— Я за водой, — тихо произнес Энтон.
Едва он вышел, Гвенн вырвало на стену.
Энтон принес ведро, мыло и полотенце и оставил в каюте, настояв, чтобы женщина заперла за ним дверь. Когда она потянулась за полотенцем, перед ним на какую-то долю секунды мелькнул ее обнаженный торс. Пристыженный, он поспешил уйти.
На другой день, занятый своей обычной работой, Энтон увидел на открытой палубе группу рогочущих «томми» и среди них — знакомую тушу ирландца. Рядом стоял еще один рыжий исполин, похожий на этого. «Братья, что ли?» Бандит с поцарапанной физиономией поднял голову и вонзил в него заплывшие жиром глазки. Энтон отвернулся.
Вечером он увидел в столовой третьего класса одиноко сидящую жертву. Пораженный ее красотой, он невольно припомнил тепло и аромат ее кожи, упругую девичью грудь. Ему стало стыдно. Да и она ли это?
У нее были ясные глаза цвета зеленых яблок. Высокая, стройная, с нежным овалом лица, женщина казалась на шесть-восемь лет старше него. Она была прекрасна — даже синяк на скуле не мог этого изменить. Энтон неловко закружил по залу со стопкой грязных тарелок. Женщина встала и подошла к нему.
— Я должна вас поблагодарить. Это какой-то кошмар. Не могу поверить, что это действительно произошло. — Она подняла на Энтона полные слез глаза. — Вы так молоды. Меня зовут Гвенн Луэллин.
— Энтон Райдер.
Гвенн пришлось сделать паузу, чтобы справиться с волнением. Воспоминания о пережитом позоре были слишком свежи в памяти. Она вспыхнула, однако уже через минуту овладела собой. Нельзя позволить этому мерзавцу сломать ей жизнь! И она почти спокойно добавила:
— Я еду к мужу в Восточную Африку. Прошу вас никому и никогда не рассказывать. Дайте честное слово. Этот подонок встречался с моим мужем на фронте. Говорят, они с братом убили двух человек в Голуэе и на другой день завербовались. Будьте осторожны!
* * *
Несмотря на занятость, Энтон явственно ощущал, как пассажирами овладевает приятное возбуждение: близилось Рождество. И Момбаса.

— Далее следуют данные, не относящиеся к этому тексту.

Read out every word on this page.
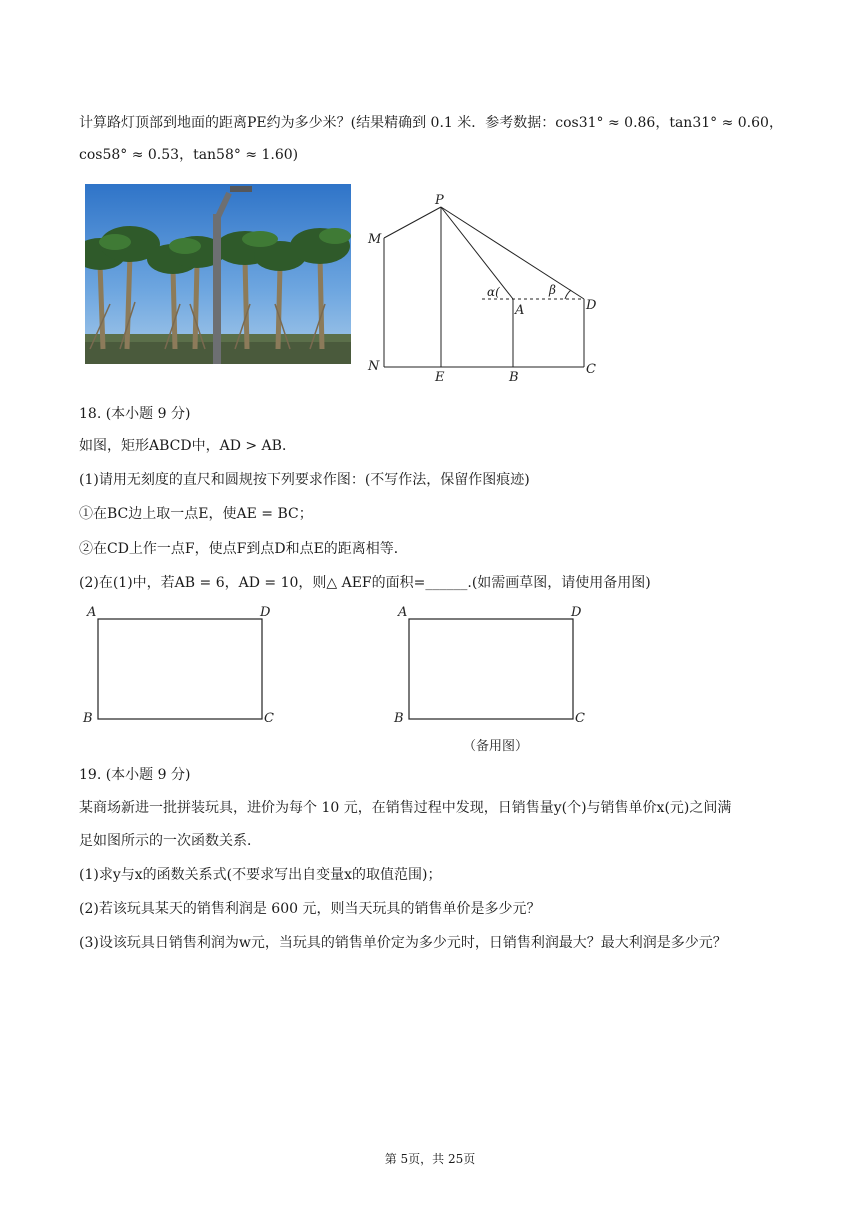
计算路灯顶部到地面的距离PE约为多少米？(结果精确到 0.1 米．参考数据：cos31° ≈ 0.86，tan31° ≈ 0.60，
cos58° ≈ 0.53，tan58° ≈ 1.60)
P
M
N
E	B
C
D
A
α(	β
18. (本小题 9 分)
如图，矩形ABCD中，AD > AB．
(1)请用无刻度的直尺和圆规按下列要求作图：(不写作法，保留作图痕迹)
①在BC边上取一点E，使AE = BC；
②在CD上作一点F，使点F到点D和点E的距离相等．
(2)在(1)中，若AB = 6，AD = 10，则△ AEF的面积=______.(如需画草图，请使用备用图)
A	D
B	C
A	D
B	C
（备用图）
19. (本小题 9 分)
某商场新进一批拼装玩具，进价为每个 10 元，在销售过程中发现，日销售量y(个)与销售单价x(元)之间满
足如图所示的一次函数关系．
(1)求y与x的函数关系式(不要求写出自变量x的取值范围)；
(2)若该玩具某天的销售利润是 600 元，则当天玩具的销售单价是多少元？
(3)设该玩具日销售利润为w元，当玩具的销售单价定为多少元时，日销售利润最大？最大利润是多少元？
第 5页，共 25页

— Семейные, — расфилософствовался как-то доктор, — находятся в гораздо более сложном положении, чем ты, мой мальчик. Ты всего лишь скитаешься по свету, как охотники былых времен, в поисках свободы и приключений. Ты, Энтон, все еще сосунок, хотя и большой. А они пожертвовали всем, что составляло их жизнь — как говорится, сожгли мосты. Многие уже не молоды. Африка — их последняя надежда.

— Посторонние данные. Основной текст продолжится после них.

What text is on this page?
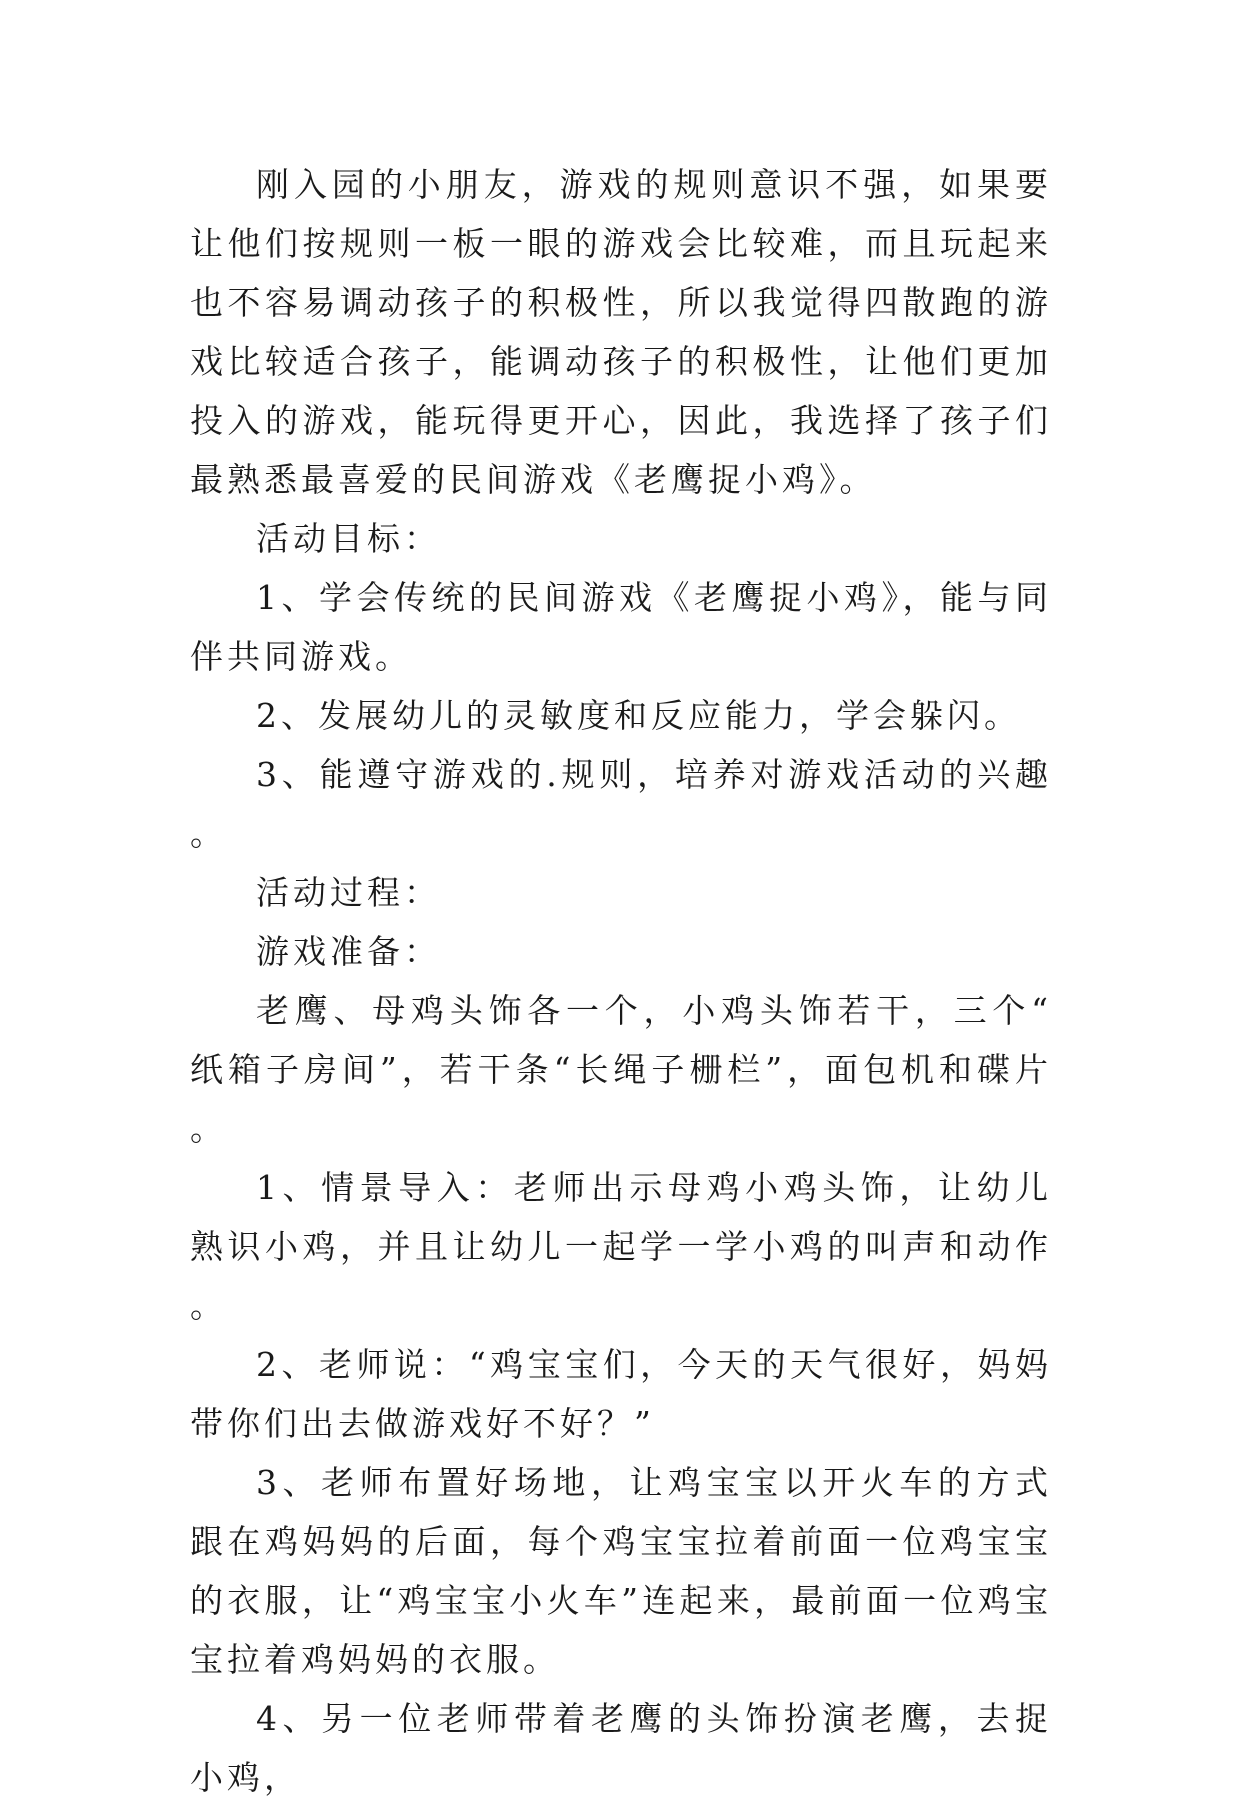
刚入园的小朋友，游戏的规则意识不强，如果要让他们按规则一板一眼的游戏会比较难，而且玩起来也不容易调动孩子的积极性，所以我觉得四散跑的游戏比较适合孩子，能调动孩子的积极性，让他们更加投入的游戏，能玩得更开心，因此，我选择了孩子们最熟悉最喜爱的民间游戏《老鹰捉小鸡》。

活动目标：

1、学会传统的民间游戏《老鹰捉小鸡》，能与同伴共同游戏。

2、发展幼儿的灵敏度和反应能力，学会躲闪。

3、能遵守游戏的.规则，培养对游戏活动的兴趣。

活动过程：

游戏准备：

老鹰、母鸡头饰各一个，小鸡头饰若干，三个“纸箱子房间”，若干条“长绳子栅栏”，面包机和碟片。

1、情景导入：老师出示母鸡小鸡头饰，让幼儿熟识小鸡，并且让幼儿一起学一学小鸡的叫声和动作。

2、老师说：“鸡宝宝们，今天的天气很好，妈妈带你们出去做游戏好不好？”

3、老师布置好场地，让鸡宝宝以开火车的方式跟在鸡妈妈的后面，每个鸡宝宝拉着前面一位鸡宝宝的衣服，让“鸡宝宝小火车”连起来，最前面一位鸡宝宝拉着鸡妈妈的衣服。

4、另一位老师带着老鹰的头饰扮演老鹰，去捉小鸡，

Охваченный нетерпением и не зная, куда себя деть, однажды Энтон свернул в узкий коридор на нижней палубе. Навстречу топал громила — брат Мика Рейли. Позади раздался грохот шагов по металлу. После года в доках Помпи, Энтона не могла удивить встреча с насилием. Он выхватил нож и прижался спиной к переборке. Дыхание сперло. Он обернулся и увидел самого Мика.
— Перо тебе больше не поможет, молодой петушок! — осклабившись, Рейли сорвал со стены огнетушитель. Его брат ринулся вперед. От удара огнетушителем правая рука Энтона повисла, как плеть. Он рухнул на палубу, роняя нож. Бандиты открыли дверь вспомогательной котельной и потащили туда отчаянно сопротивлявшегося Энтона. Ему удалось толкнуть старшего из братьев так, что тот ударился головой о стальную переборку, но они все-таки втащили его в тесное помещение и захлопнули за собой дверь.
В комнате было полутемно. Старший Рейли поволок Энтона к паровой трубе, приводившей в движение брашпили и лебедки. Рейли похлопал ладонью по трубе.
— Как раз то, что нужно, Пэдди. Прямо пышет жаром.
Пэдди подтащил Энтона к оголенной части трубы и заломил здоровую руку за спину. Содрал с правого плеча рукав рубашки. И прижал сгиб локтя к трубе.
— Нет, ты только посмотри на татуировку! — воскликнул он. — Скормим птичке немного жареного мяса?
Энтон скорчился от невыносимой боли и лягнул Мика Рейли в пах. Тот согнулся пополам. Брат Мика обрушил на голову юноши тяжелый, как дубинка, кулак и вновь приложил его руку к раскаленному металлу. Запахло горелым мясом. Из раны потекла кровь. Когда Пэдди отнял руку Энтона от трубы, на металле остались кровь и ошметки кожи. Бандит удовлетворенно осмотрел рану.
— Ну что, он спекся? — спросил Мик Рейли.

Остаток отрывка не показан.